South Korean authorities detained impeached President Yoon Suk Yeol early Wednesday, the country’s anti-corruption agency announced, following a tense, five-hour standoff at his heavily guarded mountain compound in Seoul.

Yoon’s motorcade arrived at the anti-corruption office, where he underwent questioning in an insurrection investigation related to his short-lived martial law declaration last month. He was later taken to a detention center near the capital.

Authorities now have 48 hours to decide whether to file for a formal arrest warrant or release Yoon, whose detention marks the first time a sitting South Korean president has been taken into police custody.

For weeks, Yoon has been holed up at his presidential residence, which had been fortified with barbed wire fencing and a multilayer barricade of tightly packed buses and other vehicles.

Police officers and investigators leave the residence of impeached South Korean President Yoon Suk Yeol in Seoul, Jan. 15, 2025.

Around 1,000 police officers were mobilized for Wednesday’s detention effort, local media reported. Authorities had also warned they were prepared to use more forceful tactics than they did in their failed attempt to detain Yoon two weeks ago.

The warnings had raised fears of violence, either between security forces or between police and protesters. For weeks, the large street outside Yoon’s compound has been filled with demonstrators — mostly supporters of the embattled conservative president, who has vowed to “fight to the end.”

Early Wednesday, about 30 ruling party lawmakers formed a human chain outside the main entrance of Yoon’s residence to prevent his detention, according to the Yonhap news agency.

Impeached South Korean President Yoon Suk Yeol's supporters scuffle with police officers as authorities seek to execute an arrest warrant, in Seoul, South Korea, Jan. 15, 2025.

However, the Presidential Security Service, which during the last detention attempt formed a human barricade to protect Yoon, did not put up as much resistance this time, investigators said.

At a briefing, South Korea’s anti-corruption agency said there were “virtually no” clashes on Wednesday.

In a video recording that aired as he was leaving the compound, Yoon called the investigation illegal but said that he was complying to prevent bloodshed.

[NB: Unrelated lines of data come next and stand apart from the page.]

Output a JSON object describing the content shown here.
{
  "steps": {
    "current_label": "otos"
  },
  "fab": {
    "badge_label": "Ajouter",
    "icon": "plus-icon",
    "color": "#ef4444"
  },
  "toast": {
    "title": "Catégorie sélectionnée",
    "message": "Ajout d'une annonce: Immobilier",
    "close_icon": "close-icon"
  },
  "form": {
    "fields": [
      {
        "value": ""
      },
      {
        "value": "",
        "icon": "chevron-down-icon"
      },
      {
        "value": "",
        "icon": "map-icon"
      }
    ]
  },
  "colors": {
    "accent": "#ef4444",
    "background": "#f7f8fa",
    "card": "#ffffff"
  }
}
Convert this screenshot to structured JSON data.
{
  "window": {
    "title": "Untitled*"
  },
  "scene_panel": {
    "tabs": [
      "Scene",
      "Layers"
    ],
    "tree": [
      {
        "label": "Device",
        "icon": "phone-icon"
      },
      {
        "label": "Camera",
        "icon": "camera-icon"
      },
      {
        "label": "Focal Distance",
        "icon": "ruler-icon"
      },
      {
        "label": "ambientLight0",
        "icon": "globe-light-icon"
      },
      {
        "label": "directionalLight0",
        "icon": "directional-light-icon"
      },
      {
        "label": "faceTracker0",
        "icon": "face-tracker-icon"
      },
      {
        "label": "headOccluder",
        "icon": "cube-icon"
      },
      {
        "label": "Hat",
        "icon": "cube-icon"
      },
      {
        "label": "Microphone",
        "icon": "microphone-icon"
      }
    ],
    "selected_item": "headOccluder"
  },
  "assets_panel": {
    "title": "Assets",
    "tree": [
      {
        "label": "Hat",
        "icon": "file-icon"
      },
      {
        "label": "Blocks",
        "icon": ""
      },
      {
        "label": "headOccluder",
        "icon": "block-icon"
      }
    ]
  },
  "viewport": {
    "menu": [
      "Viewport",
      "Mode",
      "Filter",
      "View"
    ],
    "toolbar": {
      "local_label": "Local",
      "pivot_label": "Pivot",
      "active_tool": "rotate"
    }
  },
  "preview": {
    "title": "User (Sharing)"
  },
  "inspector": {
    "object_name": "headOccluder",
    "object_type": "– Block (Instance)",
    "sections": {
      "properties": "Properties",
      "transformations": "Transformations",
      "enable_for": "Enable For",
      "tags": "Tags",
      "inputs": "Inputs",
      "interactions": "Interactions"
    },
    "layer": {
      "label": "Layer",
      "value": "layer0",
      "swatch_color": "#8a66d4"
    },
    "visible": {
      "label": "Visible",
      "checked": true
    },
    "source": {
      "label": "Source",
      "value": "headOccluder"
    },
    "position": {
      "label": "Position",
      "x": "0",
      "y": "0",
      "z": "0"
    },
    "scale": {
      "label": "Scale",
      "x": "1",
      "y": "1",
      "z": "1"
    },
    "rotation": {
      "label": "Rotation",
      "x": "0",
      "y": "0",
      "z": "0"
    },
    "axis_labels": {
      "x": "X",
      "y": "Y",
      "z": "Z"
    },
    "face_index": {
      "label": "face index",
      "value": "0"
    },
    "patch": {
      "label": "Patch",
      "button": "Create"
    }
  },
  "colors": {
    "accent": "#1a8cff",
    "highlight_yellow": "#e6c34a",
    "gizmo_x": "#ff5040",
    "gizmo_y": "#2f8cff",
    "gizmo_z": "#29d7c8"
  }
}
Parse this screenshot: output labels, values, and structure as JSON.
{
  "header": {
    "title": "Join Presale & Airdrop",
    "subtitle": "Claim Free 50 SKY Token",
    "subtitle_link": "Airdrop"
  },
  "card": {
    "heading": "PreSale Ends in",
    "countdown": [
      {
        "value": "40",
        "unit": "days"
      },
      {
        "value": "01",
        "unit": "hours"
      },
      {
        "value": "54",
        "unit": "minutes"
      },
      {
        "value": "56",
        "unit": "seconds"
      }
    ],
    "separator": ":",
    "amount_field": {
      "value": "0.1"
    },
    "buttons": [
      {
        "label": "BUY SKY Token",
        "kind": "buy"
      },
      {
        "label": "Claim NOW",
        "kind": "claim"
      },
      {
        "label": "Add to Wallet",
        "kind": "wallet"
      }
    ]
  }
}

Yoon was impeached last month following his declaration of martial law. He had justified his decree by citing the need to eradicate "anti-state forces" and "protect the constitutional democratic order."

The country’s Constitutional Court must uphold the impeachment for him to be removed from office.

Separately, Yoon faces a criminal investigation into insurrection and abuse of power. However, he has defied multiple requests to appear for questioning as part of that probe, leading authorities to seek a detention warrant.

Yoon’s lawyers have slammed the detention effort as politically motivated. They also argue that the court that issued the detention warrant had no jurisdiction to do so, and that the anti-corruption agency leading the investigation has no mandate to investigate the president for insurrection.